I understand what you mean by the statement that you are looking for a starting point. I think you are saying that you have no idea of what you can or can't do, so you don't really know what is possible. If I'm correct, then Ii think it would be fair to say the sky's the limit. From my standpoint, the only question is specifically how many (total) LED's are you talking about, what patterns of blinking are you considering, and do you want to throw in any special effects like fading on and off, wave patterns, etc.? The rest is all numbers, in a manner of speaking.
eet_10248 years ago
How programmable? Just for the initial build? Or need to be changed by anyone? I've have had great success using Microchip PIC's for sequencing LED's.
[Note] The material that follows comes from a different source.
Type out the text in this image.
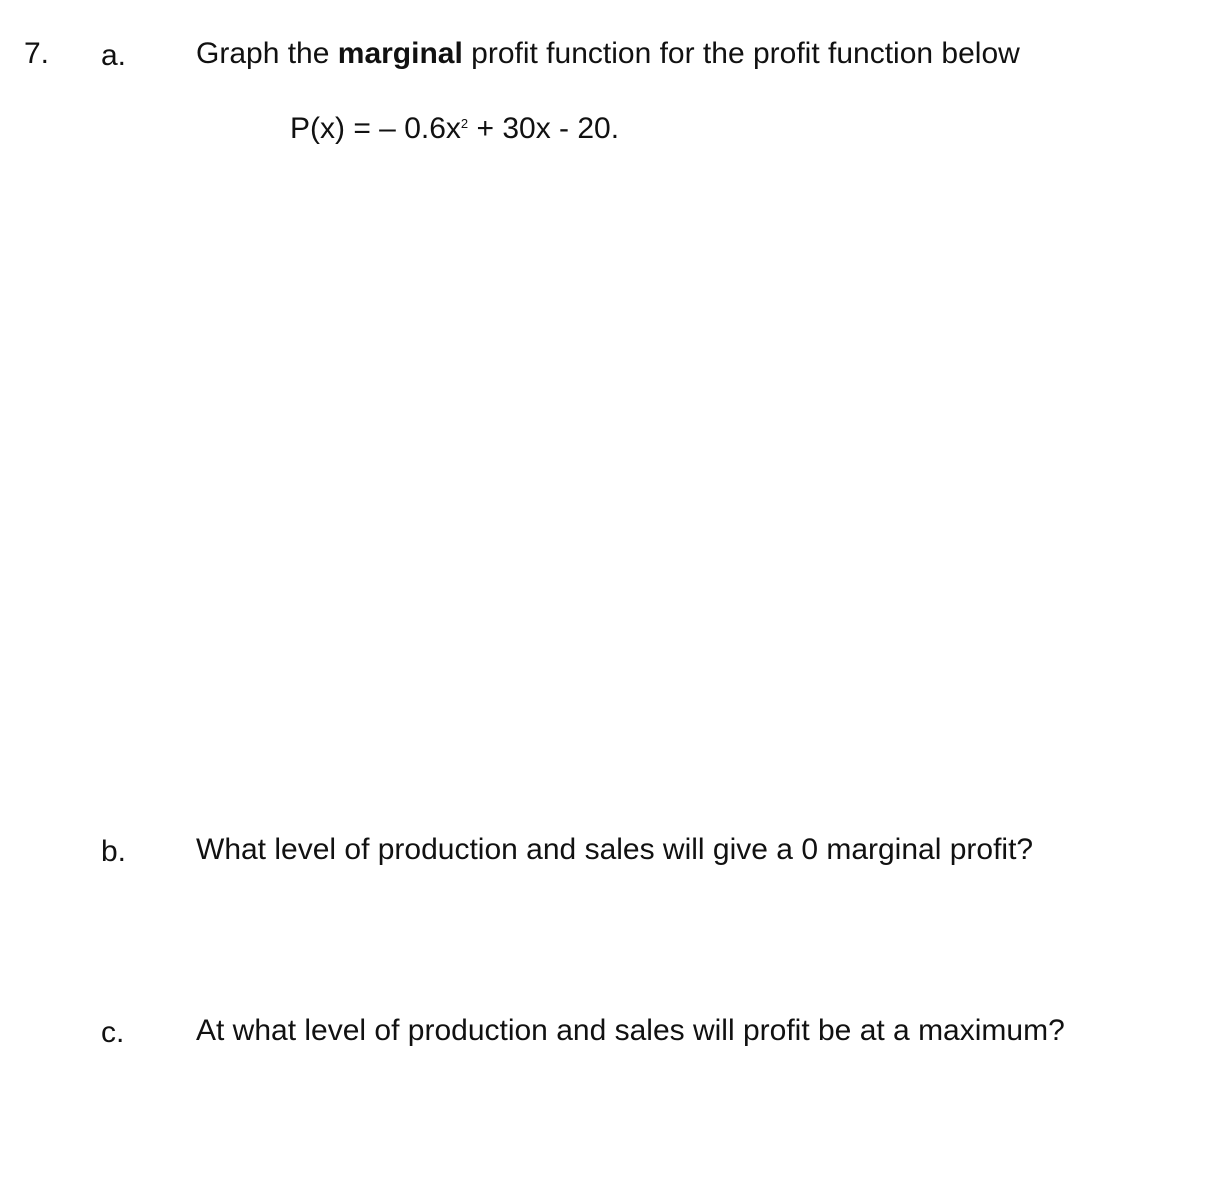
7. a. Graph the marginal profit function for the profit function below
P(x) = – $0.6x^2 + 30x - 20$.
b. What level of production and sales will give a 0 marginal profit?
c. At what level of production and sales will profit be at a maximum?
Once you get the code setup, you can easily run several LED's (directly from PIC with resistor) up to 100 Hz. jameco.com has a $60 programmer.
wavejumper (author)  eet_10248 years ago
I would need to program the chip upon initial build. after that they will not change.
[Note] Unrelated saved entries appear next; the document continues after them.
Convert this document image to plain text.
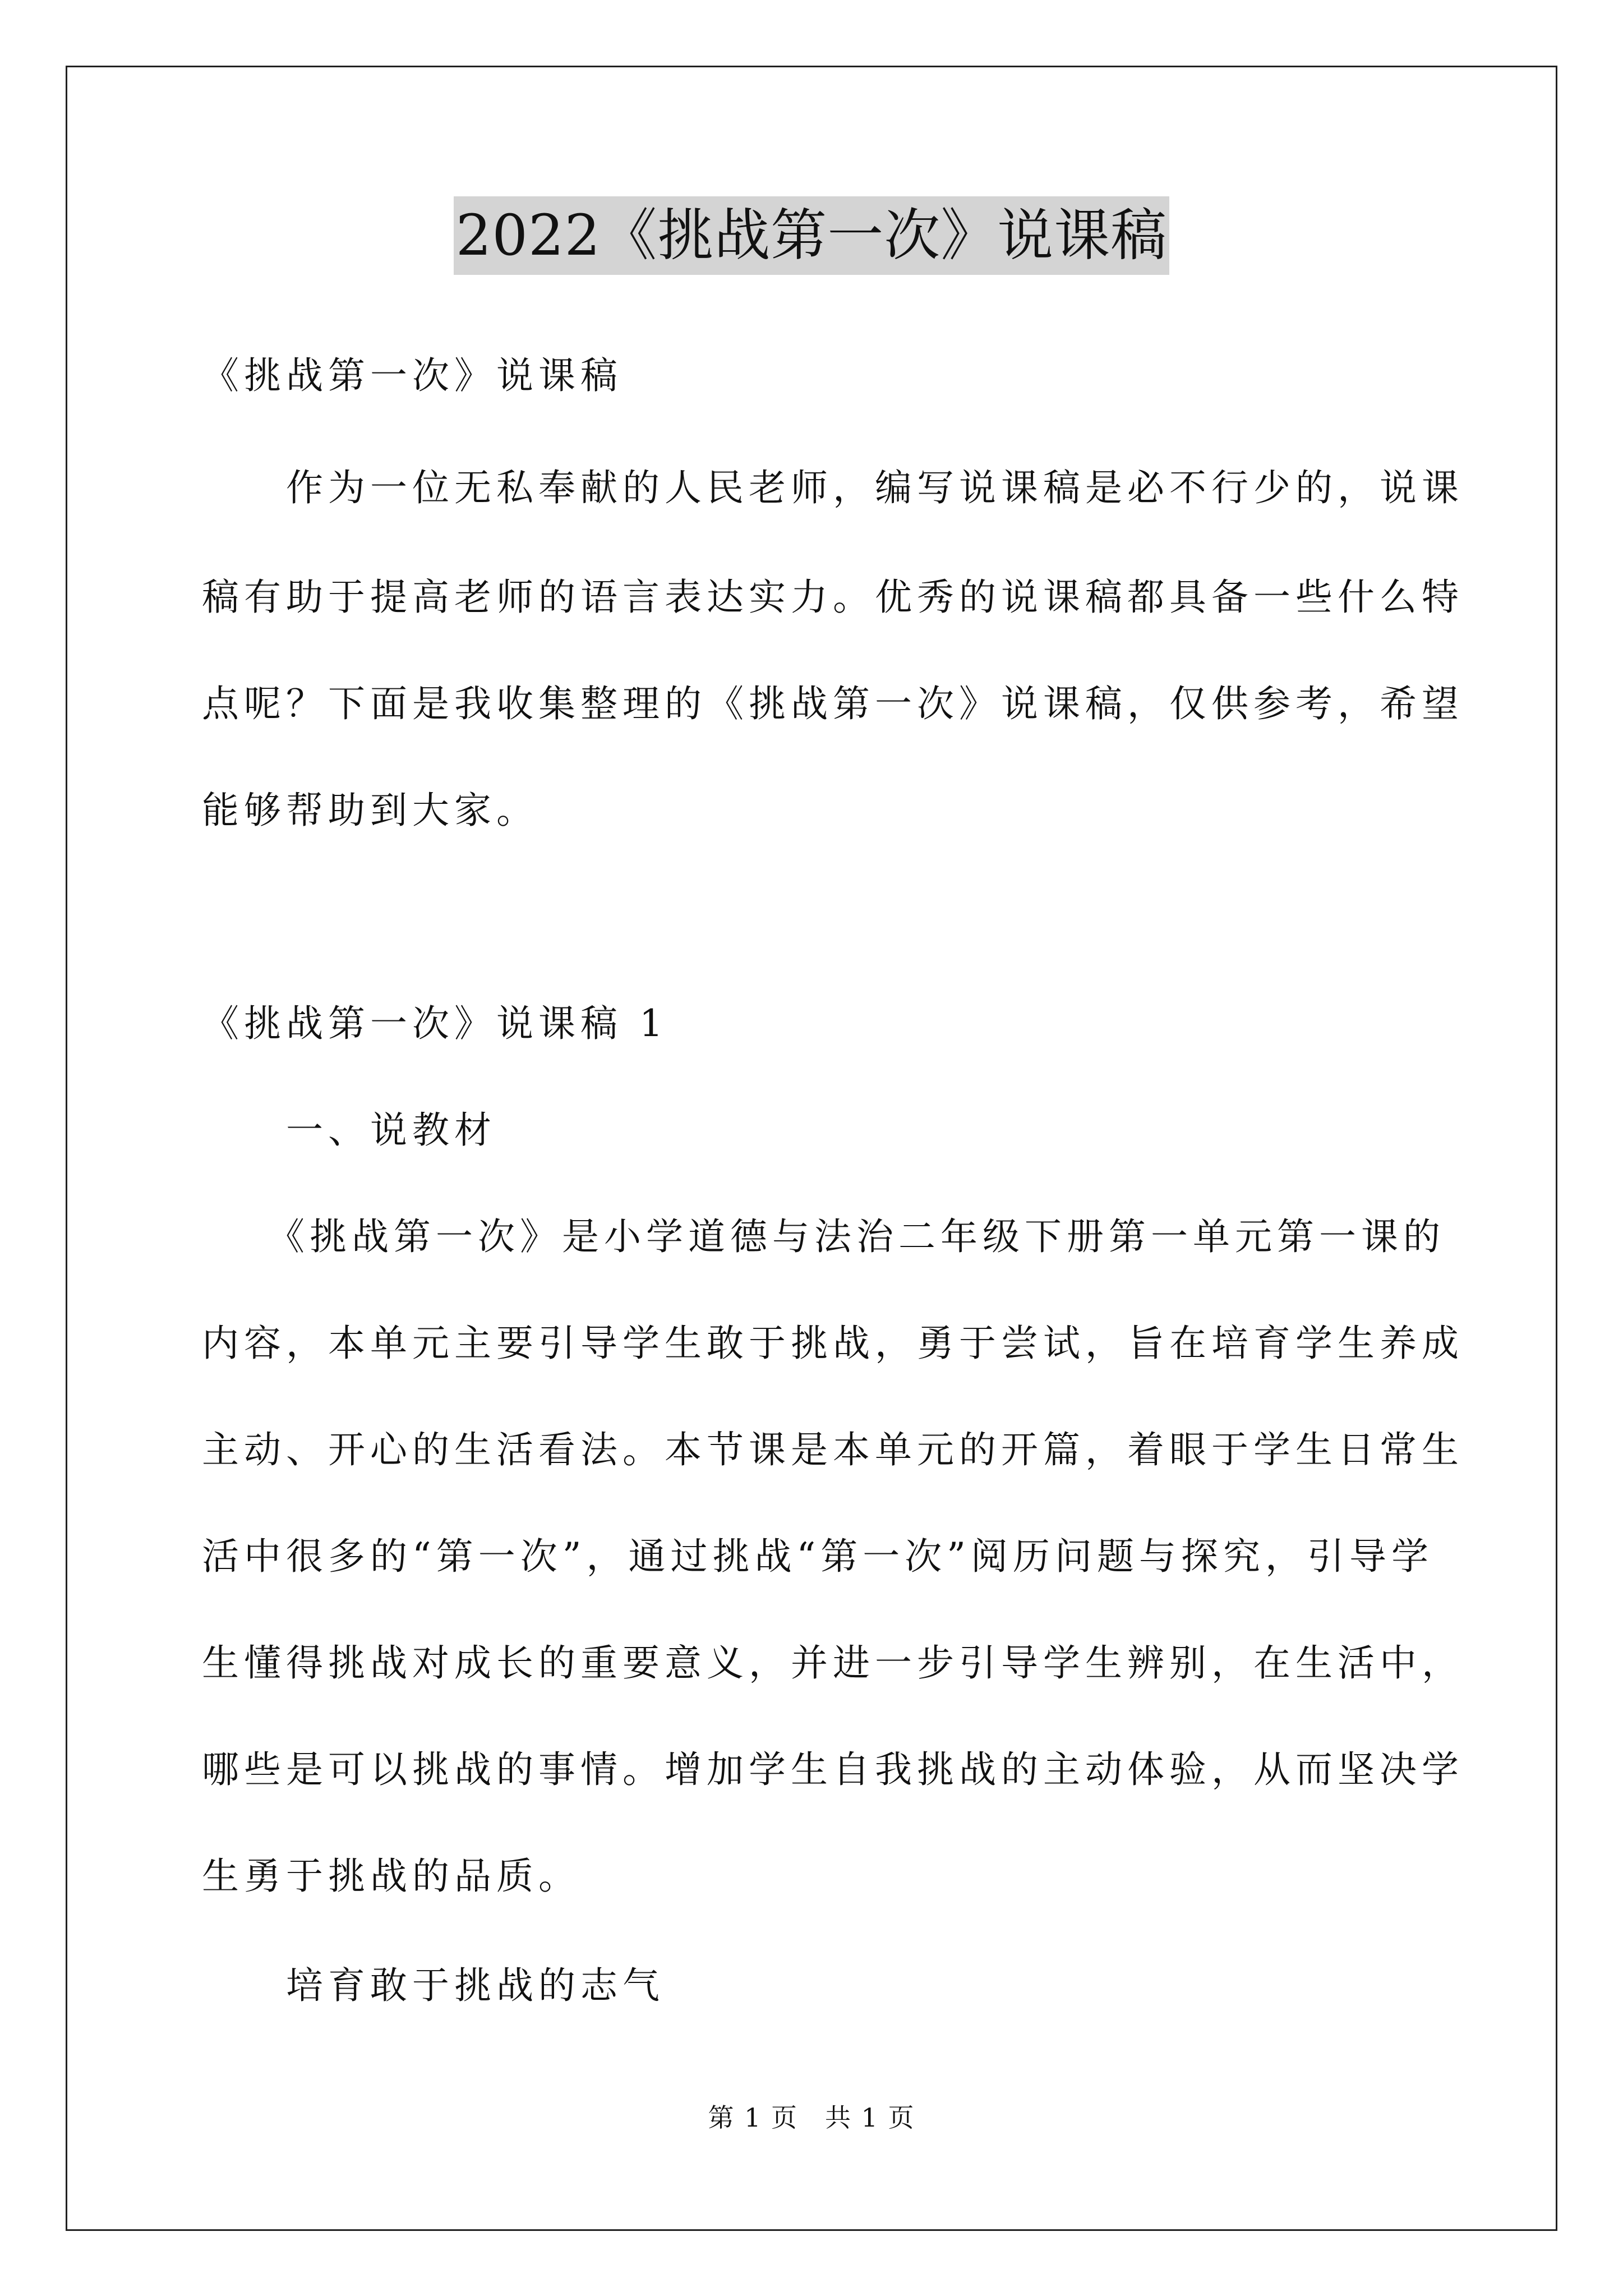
2022《挑战第一次》说课稿
《挑战第一次》说课稿
　　作为一位无私奉献的人民老师，编写说课稿是必不行少的，说课
稿有助于提高老师的语言表达实力。优秀的说课稿都具备一些什么特
点呢？下面是我收集整理的《挑战第一次》说课稿，仅供参考，希望
能够帮助到大家。
《挑战第一次》说课稿 1
　　一、说教材
　　《挑战第一次》是小学道德与法治二年级下册第一单元第一课的
内容，本单元主要引导学生敢于挑战，勇于尝试，旨在培育学生养成
主动、开心的生活看法。本节课是本单元的开篇，着眼于学生日常生
活中很多的“第一次”，通过挑战“第一次”阅历问题与探究，引导学
生懂得挑战对成长的重要意义，并进一步引导学生辨别，在生活中，
哪些是可以挑战的事情。增加学生自我挑战的主动体验，从而坚决学
生勇于挑战的品质。
　　培育敢于挑战的志气
第 1 页　共 1 页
Are you familiar with assembly language?
Any other languages?

How many I/O lines (buttons and LED's) do you need?
You'll need that info for selecting a controller.
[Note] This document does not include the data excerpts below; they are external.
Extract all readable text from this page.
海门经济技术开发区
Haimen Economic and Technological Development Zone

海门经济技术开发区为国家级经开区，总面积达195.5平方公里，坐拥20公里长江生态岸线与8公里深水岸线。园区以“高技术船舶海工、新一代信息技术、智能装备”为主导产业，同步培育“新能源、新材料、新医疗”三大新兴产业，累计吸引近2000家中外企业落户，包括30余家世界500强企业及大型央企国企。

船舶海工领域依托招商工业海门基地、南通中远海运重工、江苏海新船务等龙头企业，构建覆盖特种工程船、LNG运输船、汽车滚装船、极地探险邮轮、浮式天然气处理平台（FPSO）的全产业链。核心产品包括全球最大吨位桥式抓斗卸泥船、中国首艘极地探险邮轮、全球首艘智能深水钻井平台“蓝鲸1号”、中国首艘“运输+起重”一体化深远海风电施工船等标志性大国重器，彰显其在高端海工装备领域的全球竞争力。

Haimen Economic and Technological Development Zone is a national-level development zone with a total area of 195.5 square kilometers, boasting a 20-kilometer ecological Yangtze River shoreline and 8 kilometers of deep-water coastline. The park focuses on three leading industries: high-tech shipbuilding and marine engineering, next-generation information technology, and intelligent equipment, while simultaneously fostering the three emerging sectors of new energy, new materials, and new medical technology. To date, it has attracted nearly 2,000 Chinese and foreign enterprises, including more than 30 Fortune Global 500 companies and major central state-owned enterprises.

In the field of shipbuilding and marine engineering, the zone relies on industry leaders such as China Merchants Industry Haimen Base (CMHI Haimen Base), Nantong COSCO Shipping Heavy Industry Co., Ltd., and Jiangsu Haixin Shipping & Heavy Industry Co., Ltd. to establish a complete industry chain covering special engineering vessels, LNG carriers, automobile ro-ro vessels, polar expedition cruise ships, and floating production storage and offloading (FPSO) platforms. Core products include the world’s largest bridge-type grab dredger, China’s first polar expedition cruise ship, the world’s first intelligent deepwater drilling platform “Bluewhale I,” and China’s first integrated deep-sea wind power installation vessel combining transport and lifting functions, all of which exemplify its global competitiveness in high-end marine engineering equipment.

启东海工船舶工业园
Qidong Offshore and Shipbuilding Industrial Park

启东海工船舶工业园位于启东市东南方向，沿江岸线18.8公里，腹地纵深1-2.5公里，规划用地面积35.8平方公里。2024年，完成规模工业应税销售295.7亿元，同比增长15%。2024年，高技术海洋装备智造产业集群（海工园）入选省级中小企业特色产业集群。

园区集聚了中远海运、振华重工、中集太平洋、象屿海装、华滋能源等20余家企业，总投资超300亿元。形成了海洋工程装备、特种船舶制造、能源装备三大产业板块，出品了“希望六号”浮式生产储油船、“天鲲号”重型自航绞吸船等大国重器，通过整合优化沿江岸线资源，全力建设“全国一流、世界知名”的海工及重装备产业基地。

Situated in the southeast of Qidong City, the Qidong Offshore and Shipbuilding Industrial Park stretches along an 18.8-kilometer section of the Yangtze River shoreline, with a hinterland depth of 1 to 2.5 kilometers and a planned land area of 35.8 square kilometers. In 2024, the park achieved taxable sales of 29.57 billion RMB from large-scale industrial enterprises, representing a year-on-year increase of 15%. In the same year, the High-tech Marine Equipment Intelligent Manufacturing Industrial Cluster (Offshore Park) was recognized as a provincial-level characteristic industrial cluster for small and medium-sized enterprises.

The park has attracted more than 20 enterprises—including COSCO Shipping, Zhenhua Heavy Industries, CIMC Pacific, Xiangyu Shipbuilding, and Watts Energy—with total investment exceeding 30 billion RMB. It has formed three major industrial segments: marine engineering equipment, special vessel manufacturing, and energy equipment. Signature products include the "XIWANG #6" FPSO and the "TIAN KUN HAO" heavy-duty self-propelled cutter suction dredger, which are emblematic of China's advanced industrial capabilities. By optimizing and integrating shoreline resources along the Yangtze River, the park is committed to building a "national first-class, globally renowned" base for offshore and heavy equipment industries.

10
For simple to mid-complex sequencers, 1k Program and >10 bytes Data will be plenty.
Go to microchip.com and browse through the 8-bit PIC Microcontrollers.
I recommend sticking to a PIC16Fxxx part number.
Study a few data sheets to become familiar with how the chips work.
They also have a great sample service.

Here is the programmer I use:
I purchased it 10 years ago and it still works great.
I use the the In Circuit programming header.
They also have serial and USB versions.
photozz9 years ago
you could use a series of 555 or 556 chips for the frequency, depending on the number of LED's. How many are you talking about?
wavejumper (author)  photozz9 years ago
to be perfectly honest - i am looking for a starting point on how to even start to build this type of thing. I need to put a varying number of lights behind a picture for visual effects. The number of lights will very depending on the picture i put them on. I am looking for an inexpensive solution that i could build for these projects.
This is an old recipe for a simple cheap circuit that can easily be hacked into the effect of lights around a frame or wheels turning. As it is, it just blinks left and right like a railroad crossing.
VIRON9 years ago
This will easily generate frequencies like 1 and 2 and 4 and 8 and 16 etc blinks per second and each LED will have it's own frequency. Adding various logic gates can produce other frequencies by mixing. The 4060 is one of the weirdest and unexpectedly useful common chips. Go ahead and use a 500K trimmer pot instead of resistor to change speed. If the 4024 is more common it can work the same way but only with 7 LED's, and that's ok because the 4060 is likely to have some blinking way too fast and some way too slow. Remember LED polarity, and a filter capacitor on the power source.
VIRON VIRON9 years ago
Sorry I misunderstood, this will not be useful for fiberoptically controlling powered LED's. If the fiber optics are reasonably sized, the ends of them should emit light or go into a bead that does, and the programming of the sequence, I think, is done with a clock motor (seconds hand speed) and a color wheel, which you could print with an inkjet onto transparencies, and then cut it out and mount on the motor. Many individually powered, remote controlled LEDs just seems like a waste of parts. But then again such waste is commonplace and I like when it is "dumped" on me.